腕毛☆クリスマス
僕の右手の腕毛がなびく。
優しい夜風と、きらびやかな音楽と主に僕の右手の腕毛がなびく。
夜空から降り注ぐ、真っ白な雪粒が僕の腕毛に積もる光景をみていた。
その時、空高いところからシャンシャンと鈴の音が鳴った気がした。
「もうクリスマスの時期か・・・」
と白い息を吐きながら粒五焼いた。
突然目の前に、トナカイとサンタの恰好をした男が現れた。
「てめぇ、同業者のものか?」
と、トナカイとサンタの恰好をした男が言った。
「ぼ・・・僕は違いますよ!よく見てください」
と、すかさず腕毛を見せた。
「ほほう・・・・。
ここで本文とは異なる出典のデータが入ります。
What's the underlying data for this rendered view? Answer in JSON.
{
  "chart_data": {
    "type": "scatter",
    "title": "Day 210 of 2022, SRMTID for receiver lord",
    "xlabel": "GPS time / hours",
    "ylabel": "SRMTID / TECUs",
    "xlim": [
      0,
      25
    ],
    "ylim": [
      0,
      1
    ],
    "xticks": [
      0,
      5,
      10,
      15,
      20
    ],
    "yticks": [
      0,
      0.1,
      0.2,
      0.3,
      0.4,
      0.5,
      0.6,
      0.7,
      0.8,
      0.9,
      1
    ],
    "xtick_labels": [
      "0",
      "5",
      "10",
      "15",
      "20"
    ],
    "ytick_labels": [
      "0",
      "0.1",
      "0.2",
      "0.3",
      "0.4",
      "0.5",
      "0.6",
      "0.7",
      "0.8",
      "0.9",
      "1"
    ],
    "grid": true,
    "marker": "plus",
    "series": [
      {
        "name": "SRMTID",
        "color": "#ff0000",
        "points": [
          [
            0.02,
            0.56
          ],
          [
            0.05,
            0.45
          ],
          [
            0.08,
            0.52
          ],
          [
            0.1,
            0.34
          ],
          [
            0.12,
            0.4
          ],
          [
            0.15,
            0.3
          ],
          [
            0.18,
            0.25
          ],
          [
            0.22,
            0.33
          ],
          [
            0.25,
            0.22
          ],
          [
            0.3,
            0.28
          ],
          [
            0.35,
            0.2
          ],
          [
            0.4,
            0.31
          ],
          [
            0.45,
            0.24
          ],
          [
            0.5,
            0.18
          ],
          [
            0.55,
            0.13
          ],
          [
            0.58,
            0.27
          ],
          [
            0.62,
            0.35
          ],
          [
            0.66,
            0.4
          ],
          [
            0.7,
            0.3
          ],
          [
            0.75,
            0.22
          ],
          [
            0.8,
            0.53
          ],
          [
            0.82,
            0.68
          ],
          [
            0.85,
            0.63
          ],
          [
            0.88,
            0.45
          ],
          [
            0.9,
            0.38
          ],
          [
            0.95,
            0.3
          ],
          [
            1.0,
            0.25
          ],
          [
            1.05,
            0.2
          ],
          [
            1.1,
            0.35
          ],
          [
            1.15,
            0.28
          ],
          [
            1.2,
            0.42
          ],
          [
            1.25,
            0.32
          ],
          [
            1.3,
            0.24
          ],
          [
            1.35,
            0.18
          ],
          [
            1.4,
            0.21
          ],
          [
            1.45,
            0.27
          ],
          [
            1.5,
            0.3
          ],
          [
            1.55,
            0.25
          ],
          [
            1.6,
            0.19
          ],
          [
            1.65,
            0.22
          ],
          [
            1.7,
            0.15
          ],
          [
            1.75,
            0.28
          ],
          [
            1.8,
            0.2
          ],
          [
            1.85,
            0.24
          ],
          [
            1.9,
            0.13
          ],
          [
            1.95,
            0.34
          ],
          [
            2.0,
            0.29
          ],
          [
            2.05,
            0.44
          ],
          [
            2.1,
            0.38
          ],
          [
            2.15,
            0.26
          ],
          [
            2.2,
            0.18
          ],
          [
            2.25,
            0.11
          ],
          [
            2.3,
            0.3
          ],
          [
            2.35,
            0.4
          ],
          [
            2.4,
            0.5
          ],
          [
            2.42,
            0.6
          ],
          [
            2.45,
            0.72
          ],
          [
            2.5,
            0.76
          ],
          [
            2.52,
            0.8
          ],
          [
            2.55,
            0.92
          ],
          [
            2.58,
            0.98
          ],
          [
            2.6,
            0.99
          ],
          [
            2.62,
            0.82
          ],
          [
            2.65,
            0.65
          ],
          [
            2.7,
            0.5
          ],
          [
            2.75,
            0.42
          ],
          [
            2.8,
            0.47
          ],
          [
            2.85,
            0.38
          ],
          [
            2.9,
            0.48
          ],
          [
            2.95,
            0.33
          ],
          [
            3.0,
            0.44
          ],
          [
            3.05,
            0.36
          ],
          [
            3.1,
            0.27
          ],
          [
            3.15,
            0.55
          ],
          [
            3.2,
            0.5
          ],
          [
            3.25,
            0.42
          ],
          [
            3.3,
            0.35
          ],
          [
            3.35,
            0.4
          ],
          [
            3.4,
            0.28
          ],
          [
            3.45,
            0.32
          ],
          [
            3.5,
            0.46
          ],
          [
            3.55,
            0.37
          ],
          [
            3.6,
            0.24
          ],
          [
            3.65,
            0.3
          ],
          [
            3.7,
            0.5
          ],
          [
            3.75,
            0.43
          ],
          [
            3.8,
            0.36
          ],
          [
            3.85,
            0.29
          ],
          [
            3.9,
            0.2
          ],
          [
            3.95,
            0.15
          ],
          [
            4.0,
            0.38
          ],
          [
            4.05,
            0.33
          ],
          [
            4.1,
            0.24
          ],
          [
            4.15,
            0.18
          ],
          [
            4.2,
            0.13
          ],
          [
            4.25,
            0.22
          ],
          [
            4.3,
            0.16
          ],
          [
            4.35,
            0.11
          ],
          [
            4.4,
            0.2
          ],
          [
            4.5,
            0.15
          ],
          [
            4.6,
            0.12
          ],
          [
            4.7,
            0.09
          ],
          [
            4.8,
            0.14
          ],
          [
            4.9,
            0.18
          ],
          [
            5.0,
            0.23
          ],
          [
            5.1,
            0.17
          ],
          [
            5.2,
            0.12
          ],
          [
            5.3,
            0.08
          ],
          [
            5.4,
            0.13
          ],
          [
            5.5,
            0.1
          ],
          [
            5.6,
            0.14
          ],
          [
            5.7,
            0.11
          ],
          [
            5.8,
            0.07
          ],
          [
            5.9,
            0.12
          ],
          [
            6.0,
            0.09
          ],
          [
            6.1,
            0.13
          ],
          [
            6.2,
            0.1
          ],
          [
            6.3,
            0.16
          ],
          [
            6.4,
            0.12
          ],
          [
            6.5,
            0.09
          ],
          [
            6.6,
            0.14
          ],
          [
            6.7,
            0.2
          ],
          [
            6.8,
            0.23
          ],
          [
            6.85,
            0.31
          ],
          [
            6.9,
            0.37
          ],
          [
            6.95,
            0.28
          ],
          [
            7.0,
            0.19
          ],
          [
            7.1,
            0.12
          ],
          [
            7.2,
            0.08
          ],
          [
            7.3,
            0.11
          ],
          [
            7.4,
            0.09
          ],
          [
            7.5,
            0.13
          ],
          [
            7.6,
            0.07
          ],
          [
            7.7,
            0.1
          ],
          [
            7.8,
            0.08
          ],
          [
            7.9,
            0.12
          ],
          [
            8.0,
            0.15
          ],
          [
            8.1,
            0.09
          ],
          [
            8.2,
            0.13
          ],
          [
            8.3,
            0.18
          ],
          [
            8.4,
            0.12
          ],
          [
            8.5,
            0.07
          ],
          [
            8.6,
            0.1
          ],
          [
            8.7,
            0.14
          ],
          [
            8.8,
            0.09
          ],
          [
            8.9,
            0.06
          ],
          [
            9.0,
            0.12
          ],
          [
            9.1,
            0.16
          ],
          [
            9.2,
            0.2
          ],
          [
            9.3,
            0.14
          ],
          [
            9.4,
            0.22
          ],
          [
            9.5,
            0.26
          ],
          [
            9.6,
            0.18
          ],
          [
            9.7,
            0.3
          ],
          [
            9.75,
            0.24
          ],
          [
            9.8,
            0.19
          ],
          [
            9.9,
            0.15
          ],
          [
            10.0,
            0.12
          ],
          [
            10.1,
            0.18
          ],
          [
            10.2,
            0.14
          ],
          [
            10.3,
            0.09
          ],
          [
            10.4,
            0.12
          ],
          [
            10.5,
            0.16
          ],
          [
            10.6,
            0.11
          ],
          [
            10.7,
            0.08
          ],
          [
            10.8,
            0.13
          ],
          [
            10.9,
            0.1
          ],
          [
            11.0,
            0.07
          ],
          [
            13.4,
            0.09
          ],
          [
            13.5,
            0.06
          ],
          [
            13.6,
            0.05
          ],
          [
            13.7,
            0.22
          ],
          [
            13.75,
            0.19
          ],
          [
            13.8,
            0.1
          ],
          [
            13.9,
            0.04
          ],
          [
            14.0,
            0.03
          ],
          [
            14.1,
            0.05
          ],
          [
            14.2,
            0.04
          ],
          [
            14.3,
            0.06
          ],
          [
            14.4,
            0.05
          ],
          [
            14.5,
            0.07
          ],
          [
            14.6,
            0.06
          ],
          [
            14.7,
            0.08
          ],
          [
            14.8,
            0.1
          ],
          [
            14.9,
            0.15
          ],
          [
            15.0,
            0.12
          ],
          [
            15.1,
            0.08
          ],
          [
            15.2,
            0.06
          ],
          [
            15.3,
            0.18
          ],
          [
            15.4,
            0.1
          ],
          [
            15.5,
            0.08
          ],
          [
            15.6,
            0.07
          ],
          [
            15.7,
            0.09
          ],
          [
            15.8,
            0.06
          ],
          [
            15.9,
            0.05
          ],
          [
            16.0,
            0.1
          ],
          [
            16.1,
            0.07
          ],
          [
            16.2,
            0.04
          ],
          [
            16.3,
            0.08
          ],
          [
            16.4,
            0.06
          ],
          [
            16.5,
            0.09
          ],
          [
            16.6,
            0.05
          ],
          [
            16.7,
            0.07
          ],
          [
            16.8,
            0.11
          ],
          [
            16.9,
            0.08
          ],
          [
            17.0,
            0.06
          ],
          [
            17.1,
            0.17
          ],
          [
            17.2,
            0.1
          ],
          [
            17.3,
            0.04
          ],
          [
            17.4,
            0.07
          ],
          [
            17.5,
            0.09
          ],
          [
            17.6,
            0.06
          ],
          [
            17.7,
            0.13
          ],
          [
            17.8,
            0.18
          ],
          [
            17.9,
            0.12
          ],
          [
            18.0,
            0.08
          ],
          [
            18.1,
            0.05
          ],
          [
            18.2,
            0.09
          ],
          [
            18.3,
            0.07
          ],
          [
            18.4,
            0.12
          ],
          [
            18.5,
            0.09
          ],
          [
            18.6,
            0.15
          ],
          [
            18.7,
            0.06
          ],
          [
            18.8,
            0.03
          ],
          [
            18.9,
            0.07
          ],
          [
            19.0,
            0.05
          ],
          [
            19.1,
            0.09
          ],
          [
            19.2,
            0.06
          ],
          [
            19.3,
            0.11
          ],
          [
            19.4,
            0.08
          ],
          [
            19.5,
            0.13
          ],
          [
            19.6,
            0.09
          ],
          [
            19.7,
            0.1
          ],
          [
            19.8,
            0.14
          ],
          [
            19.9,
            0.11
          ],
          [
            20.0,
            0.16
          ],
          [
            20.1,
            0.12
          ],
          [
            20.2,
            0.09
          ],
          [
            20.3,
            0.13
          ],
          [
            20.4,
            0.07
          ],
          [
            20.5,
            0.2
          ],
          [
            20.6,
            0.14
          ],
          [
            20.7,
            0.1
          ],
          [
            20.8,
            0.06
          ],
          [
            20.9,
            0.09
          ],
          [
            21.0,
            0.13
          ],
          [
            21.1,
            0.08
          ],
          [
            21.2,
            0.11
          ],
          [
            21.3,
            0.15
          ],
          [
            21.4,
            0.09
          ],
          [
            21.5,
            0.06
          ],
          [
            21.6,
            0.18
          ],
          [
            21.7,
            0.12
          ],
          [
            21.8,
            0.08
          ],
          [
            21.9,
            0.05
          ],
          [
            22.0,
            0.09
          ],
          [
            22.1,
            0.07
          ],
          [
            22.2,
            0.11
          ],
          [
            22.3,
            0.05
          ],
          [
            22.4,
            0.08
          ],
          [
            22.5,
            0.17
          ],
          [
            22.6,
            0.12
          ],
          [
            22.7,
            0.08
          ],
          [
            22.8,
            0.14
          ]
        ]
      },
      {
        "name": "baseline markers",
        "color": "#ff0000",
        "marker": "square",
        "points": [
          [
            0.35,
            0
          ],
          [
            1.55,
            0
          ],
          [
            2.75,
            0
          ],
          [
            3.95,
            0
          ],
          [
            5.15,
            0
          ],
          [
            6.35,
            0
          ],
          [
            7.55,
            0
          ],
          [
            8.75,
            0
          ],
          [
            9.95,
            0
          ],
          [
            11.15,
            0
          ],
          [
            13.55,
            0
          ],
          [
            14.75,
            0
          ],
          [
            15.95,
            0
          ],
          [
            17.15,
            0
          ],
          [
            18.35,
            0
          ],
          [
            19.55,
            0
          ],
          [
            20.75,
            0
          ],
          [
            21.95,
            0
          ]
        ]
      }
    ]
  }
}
なるほど・・・。クマだったか!?
それは失礼した」
と、つぶやくと空高く舞い上がっていった。
「危なかったぜ。腕毛があったから生き残れたぜ」
安心したのか?
ふと、ため息をついて地面を見下ろした。
そこには、一つのプレゼントボックスが置いてあった。
そのプレゼントボックスをすかさず手に取って開けてみることにした。
ボンッ!
と、開けた瞬間に音が鳴った。
煙がモクモクと立ち込めると、僕の腕毛が全部むしり取られてしまいました。
「そ・・・そんなぁ・・・・・」
と嘆くと、天空から声がした。
「わしをだませたと思ってたのか!バレバレだぜ」
と、あたり一面に男の声が響いた。
それを聞いた僕は、トナカイとサンタの恰好をした男の人の腕毛の一部になってしまったのでした。